Note that it’s nesting 3 modes of differentiation all in the optimal
ways: forward-mode for the Jacobians in the stiff ODE solver, an adjoint
mode for the derivative of solve, and reverse-mode for the
vector-Jacobian-product (vjp) calculation of the neural network. This
means that the DiffEqFlux.jl library is pretty much at its endgame where
nothing about your code needs to be changed to utilize its tools!

Next Directions: Google Summer of Code

The next directions are going to be highly tied to the directions that
we are going with the latest Google Summer of Code, so here are a few
things to look forward to:

  • Adjoints of stochastic differential equations. Just like with ODEs,
    adjoint sensitivity methods for SDEs are being integrated into the
    library and are being setup to be automatically used when performing
    reverse mode automatic differentiation over solve. Actually, one
    of these methods is already completed, but we will be rounding out
    the offering a bit before documenting and formally releasing it.
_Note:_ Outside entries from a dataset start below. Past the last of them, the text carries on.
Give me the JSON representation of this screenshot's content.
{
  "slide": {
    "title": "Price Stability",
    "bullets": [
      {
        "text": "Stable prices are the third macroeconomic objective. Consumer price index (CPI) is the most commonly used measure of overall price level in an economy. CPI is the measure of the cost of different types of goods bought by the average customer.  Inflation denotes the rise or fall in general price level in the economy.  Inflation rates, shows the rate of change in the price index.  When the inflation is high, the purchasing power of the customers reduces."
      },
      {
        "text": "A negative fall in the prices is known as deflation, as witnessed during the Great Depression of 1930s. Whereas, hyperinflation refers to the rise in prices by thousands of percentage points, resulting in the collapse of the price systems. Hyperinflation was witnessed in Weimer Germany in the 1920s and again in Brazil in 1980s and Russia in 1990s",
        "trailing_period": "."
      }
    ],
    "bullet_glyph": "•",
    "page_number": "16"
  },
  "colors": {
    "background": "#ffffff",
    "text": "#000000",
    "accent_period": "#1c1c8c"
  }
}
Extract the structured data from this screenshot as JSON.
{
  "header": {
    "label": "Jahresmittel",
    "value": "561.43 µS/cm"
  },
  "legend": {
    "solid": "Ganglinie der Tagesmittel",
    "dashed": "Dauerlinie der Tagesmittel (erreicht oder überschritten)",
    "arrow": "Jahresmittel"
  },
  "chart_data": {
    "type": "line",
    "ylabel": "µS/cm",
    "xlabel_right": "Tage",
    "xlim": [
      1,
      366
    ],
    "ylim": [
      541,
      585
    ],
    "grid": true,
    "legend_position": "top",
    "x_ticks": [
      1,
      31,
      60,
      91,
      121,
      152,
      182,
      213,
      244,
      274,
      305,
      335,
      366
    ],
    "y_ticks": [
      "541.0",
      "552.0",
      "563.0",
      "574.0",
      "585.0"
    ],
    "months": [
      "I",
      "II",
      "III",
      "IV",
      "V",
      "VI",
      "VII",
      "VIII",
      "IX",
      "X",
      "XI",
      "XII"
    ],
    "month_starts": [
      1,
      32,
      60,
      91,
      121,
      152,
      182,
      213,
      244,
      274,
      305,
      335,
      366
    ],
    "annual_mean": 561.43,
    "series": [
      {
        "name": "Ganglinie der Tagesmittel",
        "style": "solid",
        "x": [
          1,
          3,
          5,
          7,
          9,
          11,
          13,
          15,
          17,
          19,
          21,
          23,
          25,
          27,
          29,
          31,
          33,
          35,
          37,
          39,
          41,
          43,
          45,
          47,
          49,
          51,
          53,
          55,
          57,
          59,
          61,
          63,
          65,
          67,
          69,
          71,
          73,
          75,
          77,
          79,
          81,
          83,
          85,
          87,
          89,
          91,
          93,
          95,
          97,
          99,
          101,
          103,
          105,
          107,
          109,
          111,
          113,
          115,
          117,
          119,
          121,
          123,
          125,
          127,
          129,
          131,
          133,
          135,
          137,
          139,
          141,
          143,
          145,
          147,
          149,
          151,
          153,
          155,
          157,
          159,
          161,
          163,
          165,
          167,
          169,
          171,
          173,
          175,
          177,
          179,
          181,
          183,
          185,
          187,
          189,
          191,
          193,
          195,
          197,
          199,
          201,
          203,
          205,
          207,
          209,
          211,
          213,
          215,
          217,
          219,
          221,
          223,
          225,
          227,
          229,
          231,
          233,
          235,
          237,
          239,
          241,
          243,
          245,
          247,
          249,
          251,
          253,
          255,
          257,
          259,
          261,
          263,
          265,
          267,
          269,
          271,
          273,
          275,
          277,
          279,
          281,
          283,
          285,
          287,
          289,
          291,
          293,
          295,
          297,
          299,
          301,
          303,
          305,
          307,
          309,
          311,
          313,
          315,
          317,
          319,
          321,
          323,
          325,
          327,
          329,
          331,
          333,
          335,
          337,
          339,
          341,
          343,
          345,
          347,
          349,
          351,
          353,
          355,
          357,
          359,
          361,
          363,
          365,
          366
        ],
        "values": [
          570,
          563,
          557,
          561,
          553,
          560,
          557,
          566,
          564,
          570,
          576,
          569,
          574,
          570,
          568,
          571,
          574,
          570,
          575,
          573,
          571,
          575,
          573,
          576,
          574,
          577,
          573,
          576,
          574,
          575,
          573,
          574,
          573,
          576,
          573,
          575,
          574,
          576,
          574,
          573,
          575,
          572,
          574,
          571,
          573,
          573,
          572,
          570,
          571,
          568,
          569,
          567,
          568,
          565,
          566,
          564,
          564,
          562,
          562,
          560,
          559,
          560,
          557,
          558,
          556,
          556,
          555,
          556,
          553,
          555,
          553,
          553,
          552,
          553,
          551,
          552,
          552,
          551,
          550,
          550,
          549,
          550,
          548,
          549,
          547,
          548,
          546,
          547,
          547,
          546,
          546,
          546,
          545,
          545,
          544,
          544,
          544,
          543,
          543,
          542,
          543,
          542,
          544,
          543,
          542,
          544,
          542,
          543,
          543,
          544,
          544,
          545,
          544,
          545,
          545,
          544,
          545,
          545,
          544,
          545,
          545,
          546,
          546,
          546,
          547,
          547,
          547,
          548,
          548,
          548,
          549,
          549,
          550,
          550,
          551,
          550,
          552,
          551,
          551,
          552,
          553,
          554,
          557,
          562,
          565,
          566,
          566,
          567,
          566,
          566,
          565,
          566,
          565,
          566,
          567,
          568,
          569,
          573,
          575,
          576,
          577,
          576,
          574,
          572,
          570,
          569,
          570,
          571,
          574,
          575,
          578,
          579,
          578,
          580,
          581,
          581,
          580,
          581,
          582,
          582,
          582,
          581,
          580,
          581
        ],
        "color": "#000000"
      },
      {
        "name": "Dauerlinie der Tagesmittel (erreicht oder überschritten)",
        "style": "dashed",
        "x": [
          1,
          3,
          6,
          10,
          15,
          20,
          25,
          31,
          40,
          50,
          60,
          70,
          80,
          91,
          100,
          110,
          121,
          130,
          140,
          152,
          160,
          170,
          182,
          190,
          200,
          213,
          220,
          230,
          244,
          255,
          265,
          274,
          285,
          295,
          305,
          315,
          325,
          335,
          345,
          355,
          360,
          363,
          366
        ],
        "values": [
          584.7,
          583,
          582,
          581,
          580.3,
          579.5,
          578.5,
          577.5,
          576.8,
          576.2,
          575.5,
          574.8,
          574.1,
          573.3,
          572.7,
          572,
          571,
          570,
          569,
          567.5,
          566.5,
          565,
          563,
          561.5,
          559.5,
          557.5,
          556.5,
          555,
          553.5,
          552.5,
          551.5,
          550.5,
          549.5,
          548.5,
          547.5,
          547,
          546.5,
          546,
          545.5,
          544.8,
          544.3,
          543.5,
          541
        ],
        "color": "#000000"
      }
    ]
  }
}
Be
    on the lookout for some pretty major neural SDE improvements.
  • Some tooling for automated training of physics-informed neural
    networks (PINNs) from ModelingToolkit symbolic descriptions of the
    PDE.
  • Efficiency enhancements to native Julia BDF methods.
  • More Lie Group integrator methods.
  • Higher efficiency low-storage Runge-Kutta methods with a demonstration
    of optimality in a large-scale climate model (!!!).
  • More high weak order methods for SDEs
  • Causal components in ModelingToolkit

And many many more. There will be enough that I don’t think we will
wait a whole month for the next update, so see you soon!